At the moment, over long but with a trim these two pieces could be funny at the Fringe.

Rating: 3 out of 5 stars

A comedy double bill from Robin Ince (with assistance from Michael Legge) begins as a preview for the Edinburgh Fringe and ends as a combination of an avant-garde show and an endurance test.

Robin Ince

Inspired by William James's description of the start of life as Blooming Buzzing Confusion Ince has devised a new act on the subject of the brain. He compares the meticulous preparation of his comedic colleagues with his own approach, which is to ad-lib from notes scribbled on 250 post cards.

With such a carefree approach you might expect a loose act but nothing like the glorious anarchy that develops. Ince begins by relating the stories that awakened his interest in the brain but rapidly becomes sidetracked into examining all sorts of tangential subjects. Ince describes in gleeful detail the outcome of experiments in which he has taken part due to his involvement with science programmes.

Ince's presentational style is loud, declamatory and almost panicky which becomes more apparent as he goes right off-topic and delivers a series of reminiscences and very funny character studies of his colleagues Brian Cox and Alan Moore. Realising he has lost the plot Ince reads quotes from the prompt cards to give an idea of how the show might eventually turn out. Edinburgh, he concludes, will get some kind of event if not an actual show. Based on the preview it will be breathlessly funny if exhausting.

Ince returns with Michael Legge for the second half of the bill. As the duo has performed this part of the act before you might expect a more polished presentation and you would be dead wrong. The concept is that the audience describes things that irritate and then votes on whether the topic generates Pointless Anger or Righteous Ire.

Maybe it's because the hour is getting late, the show is over running and the venue is becoming stuffy but the act never really takes off. The subjects put forward are obvious – arena comedy, immersive theatre and the commercial exploitation of the Star Wars characters.

At no point, however, is there any sense of outrage. Irishman Legge attempts controversy by bemoaning that he missed the best days of ‘The Troubles' and Ince stirs the pot by remarking that Manchester is not the best town to wax nostalgic on that subject but there is still no response.

This may be because the presentation of the material is not engaging.

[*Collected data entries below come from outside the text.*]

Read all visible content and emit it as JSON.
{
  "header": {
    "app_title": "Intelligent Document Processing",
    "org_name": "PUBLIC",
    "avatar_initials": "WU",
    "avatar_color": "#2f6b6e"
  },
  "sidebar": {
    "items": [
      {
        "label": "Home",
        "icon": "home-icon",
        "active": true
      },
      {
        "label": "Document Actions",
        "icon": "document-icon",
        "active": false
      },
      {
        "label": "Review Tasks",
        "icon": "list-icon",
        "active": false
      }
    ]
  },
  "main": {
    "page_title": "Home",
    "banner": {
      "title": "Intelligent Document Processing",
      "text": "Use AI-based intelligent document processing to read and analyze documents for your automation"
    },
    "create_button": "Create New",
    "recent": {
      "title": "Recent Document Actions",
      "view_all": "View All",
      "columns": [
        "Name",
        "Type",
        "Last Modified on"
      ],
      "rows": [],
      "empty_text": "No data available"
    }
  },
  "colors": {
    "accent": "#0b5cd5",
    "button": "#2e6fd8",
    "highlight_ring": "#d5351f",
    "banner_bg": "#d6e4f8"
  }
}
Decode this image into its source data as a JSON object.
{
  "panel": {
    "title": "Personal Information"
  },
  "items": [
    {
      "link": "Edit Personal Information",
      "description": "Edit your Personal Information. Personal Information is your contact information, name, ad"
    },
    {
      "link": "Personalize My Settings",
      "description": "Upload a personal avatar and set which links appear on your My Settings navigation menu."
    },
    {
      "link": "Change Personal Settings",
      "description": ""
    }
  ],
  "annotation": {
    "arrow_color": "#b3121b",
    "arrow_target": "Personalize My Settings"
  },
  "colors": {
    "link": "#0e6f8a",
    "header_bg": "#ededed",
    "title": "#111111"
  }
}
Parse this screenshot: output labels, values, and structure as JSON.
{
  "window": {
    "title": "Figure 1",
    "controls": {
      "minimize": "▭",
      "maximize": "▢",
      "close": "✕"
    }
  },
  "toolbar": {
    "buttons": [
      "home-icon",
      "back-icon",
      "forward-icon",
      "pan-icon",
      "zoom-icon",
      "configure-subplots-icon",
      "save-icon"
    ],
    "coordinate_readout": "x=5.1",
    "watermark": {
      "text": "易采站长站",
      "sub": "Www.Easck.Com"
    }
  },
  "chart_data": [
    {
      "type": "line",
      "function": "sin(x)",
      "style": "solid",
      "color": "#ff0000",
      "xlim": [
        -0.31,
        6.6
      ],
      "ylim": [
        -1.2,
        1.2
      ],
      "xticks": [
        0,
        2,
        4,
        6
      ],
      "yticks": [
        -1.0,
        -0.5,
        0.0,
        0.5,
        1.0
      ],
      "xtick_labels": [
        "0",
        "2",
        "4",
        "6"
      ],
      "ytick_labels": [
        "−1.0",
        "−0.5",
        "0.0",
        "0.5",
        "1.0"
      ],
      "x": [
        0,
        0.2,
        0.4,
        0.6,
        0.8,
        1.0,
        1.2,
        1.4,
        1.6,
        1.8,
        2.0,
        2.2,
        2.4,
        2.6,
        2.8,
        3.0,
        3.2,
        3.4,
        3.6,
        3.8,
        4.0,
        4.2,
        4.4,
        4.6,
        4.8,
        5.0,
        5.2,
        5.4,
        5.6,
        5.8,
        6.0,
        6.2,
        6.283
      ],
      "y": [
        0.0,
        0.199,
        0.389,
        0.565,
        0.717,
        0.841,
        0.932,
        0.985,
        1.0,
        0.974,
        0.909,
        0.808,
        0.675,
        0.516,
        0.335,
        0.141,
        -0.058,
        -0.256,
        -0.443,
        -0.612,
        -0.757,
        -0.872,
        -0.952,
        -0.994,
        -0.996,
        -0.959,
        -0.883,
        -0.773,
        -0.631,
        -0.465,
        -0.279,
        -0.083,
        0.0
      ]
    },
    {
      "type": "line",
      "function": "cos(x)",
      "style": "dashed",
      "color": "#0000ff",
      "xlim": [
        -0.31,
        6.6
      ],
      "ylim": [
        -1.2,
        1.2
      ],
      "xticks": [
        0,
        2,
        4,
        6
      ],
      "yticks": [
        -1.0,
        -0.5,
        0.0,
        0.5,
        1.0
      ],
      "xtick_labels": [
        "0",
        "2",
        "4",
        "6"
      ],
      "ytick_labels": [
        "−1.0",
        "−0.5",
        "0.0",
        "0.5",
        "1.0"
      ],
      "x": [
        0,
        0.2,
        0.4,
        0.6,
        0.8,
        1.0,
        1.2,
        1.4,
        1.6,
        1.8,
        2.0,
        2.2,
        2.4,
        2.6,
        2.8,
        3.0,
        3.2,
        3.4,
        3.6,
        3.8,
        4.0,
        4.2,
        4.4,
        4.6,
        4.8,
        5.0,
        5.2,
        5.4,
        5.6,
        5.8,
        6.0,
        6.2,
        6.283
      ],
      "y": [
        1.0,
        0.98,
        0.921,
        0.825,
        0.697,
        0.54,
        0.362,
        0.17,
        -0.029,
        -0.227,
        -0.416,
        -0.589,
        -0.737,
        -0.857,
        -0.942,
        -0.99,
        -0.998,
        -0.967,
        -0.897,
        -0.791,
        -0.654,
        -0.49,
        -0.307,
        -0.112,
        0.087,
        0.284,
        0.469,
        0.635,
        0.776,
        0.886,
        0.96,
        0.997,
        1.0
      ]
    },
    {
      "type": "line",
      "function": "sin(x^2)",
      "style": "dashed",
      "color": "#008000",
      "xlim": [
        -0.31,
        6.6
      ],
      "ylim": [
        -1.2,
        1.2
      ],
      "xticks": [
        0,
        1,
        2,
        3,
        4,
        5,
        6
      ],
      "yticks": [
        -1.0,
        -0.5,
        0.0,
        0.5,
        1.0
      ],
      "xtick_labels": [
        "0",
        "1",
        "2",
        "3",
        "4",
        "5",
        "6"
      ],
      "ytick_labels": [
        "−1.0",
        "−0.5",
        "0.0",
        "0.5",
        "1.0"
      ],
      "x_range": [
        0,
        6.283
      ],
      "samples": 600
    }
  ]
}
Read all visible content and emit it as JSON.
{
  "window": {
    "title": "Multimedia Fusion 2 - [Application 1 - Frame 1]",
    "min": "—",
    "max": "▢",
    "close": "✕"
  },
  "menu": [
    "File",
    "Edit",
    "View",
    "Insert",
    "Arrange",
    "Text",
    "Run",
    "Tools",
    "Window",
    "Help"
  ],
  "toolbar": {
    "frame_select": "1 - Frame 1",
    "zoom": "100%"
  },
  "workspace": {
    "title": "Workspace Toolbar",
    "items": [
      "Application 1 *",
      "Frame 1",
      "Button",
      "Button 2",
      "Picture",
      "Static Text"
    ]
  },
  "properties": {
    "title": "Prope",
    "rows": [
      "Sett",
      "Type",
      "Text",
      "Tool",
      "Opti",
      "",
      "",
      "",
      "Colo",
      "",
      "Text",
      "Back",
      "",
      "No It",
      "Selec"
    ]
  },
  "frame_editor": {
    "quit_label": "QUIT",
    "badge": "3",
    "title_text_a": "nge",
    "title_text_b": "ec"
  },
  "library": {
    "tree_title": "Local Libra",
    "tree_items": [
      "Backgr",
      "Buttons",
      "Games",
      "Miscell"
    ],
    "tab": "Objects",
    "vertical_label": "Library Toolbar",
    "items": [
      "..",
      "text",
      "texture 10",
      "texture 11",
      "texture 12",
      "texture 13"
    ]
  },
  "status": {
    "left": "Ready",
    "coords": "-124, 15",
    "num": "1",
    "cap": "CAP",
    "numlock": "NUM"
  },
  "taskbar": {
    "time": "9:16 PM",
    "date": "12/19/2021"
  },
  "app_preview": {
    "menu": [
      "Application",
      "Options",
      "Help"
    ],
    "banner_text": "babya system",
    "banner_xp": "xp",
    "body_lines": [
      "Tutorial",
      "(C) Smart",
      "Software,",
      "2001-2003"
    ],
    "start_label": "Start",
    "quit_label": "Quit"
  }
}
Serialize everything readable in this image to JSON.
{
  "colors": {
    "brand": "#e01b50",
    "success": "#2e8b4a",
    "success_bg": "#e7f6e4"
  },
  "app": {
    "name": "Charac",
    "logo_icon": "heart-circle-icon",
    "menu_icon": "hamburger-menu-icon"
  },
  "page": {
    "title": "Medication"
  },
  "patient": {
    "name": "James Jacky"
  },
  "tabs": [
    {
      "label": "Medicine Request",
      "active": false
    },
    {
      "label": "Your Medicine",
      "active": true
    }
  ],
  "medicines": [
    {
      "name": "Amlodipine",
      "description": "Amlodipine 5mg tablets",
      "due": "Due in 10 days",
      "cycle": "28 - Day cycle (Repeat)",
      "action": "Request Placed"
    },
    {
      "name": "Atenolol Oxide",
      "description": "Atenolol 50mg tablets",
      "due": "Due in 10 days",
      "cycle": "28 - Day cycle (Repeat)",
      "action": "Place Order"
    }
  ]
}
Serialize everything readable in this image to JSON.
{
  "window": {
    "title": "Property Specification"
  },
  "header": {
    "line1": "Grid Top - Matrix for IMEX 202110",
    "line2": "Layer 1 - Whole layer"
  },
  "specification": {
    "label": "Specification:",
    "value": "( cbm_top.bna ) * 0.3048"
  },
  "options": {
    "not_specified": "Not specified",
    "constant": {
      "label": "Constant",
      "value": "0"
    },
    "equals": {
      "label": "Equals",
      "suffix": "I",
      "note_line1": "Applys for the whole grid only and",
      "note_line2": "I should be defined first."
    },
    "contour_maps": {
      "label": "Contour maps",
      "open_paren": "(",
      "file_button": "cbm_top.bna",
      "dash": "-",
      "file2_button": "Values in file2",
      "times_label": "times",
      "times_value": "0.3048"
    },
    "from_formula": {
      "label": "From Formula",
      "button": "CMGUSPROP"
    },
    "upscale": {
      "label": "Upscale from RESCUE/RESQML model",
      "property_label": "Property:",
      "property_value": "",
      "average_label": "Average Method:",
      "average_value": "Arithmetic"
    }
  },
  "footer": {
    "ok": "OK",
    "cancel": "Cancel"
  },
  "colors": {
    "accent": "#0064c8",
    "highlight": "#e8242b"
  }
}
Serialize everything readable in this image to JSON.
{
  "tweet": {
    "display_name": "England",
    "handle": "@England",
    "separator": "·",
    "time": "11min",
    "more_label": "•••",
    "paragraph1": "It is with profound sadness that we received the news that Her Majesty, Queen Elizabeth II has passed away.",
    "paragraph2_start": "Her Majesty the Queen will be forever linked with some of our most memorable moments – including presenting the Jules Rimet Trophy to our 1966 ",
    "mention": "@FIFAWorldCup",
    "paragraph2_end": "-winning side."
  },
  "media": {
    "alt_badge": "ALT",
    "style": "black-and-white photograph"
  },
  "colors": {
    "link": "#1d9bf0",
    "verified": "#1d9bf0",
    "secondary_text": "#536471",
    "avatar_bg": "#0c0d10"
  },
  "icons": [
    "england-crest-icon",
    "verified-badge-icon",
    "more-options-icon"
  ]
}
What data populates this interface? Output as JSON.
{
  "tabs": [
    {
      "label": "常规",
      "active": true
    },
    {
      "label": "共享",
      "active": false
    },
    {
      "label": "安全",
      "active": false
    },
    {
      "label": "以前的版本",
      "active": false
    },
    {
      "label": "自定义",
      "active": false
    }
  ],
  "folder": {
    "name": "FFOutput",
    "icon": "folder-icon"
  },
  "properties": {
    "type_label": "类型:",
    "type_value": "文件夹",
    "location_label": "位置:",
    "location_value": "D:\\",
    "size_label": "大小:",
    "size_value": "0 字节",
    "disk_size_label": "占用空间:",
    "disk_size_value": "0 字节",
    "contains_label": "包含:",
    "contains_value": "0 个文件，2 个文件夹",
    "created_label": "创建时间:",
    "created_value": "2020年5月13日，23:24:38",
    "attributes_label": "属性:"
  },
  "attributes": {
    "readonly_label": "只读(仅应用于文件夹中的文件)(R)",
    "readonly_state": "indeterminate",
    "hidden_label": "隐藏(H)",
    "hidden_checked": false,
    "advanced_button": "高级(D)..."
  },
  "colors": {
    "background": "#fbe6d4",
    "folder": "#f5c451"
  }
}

The atmosphere runs between a bitchy gossip session and two very well informed, and rather self-satisfied, geeks playing one-upmanship by quoting obscure references.

The session quickly runs out of steam but Ince is reluctant to let the show end and drags out routines past their natural conclusion. He adopts a dictatorial persona declaring that he will not be satisfied until the evening has achieved the mood of a John Cage concert. Legge's increasing use of ‘hostage' metaphors (This is a reverse Amnesty concert – we're not letting anyone out) becomes less and less funny.

Finally after expressing the wish that the audience enjoyed taking part in the immersive version of Dog Day Afternoon (see what I mean about those references) Ince brings the show to an end. An encore is not requested.

Blooming Buzzing Confusion runs at the Edinburgh Fringe from 31st July to 12th August.

Pointless Anger, Righteous Ire is also at the Fringe from 2nd to 12th August.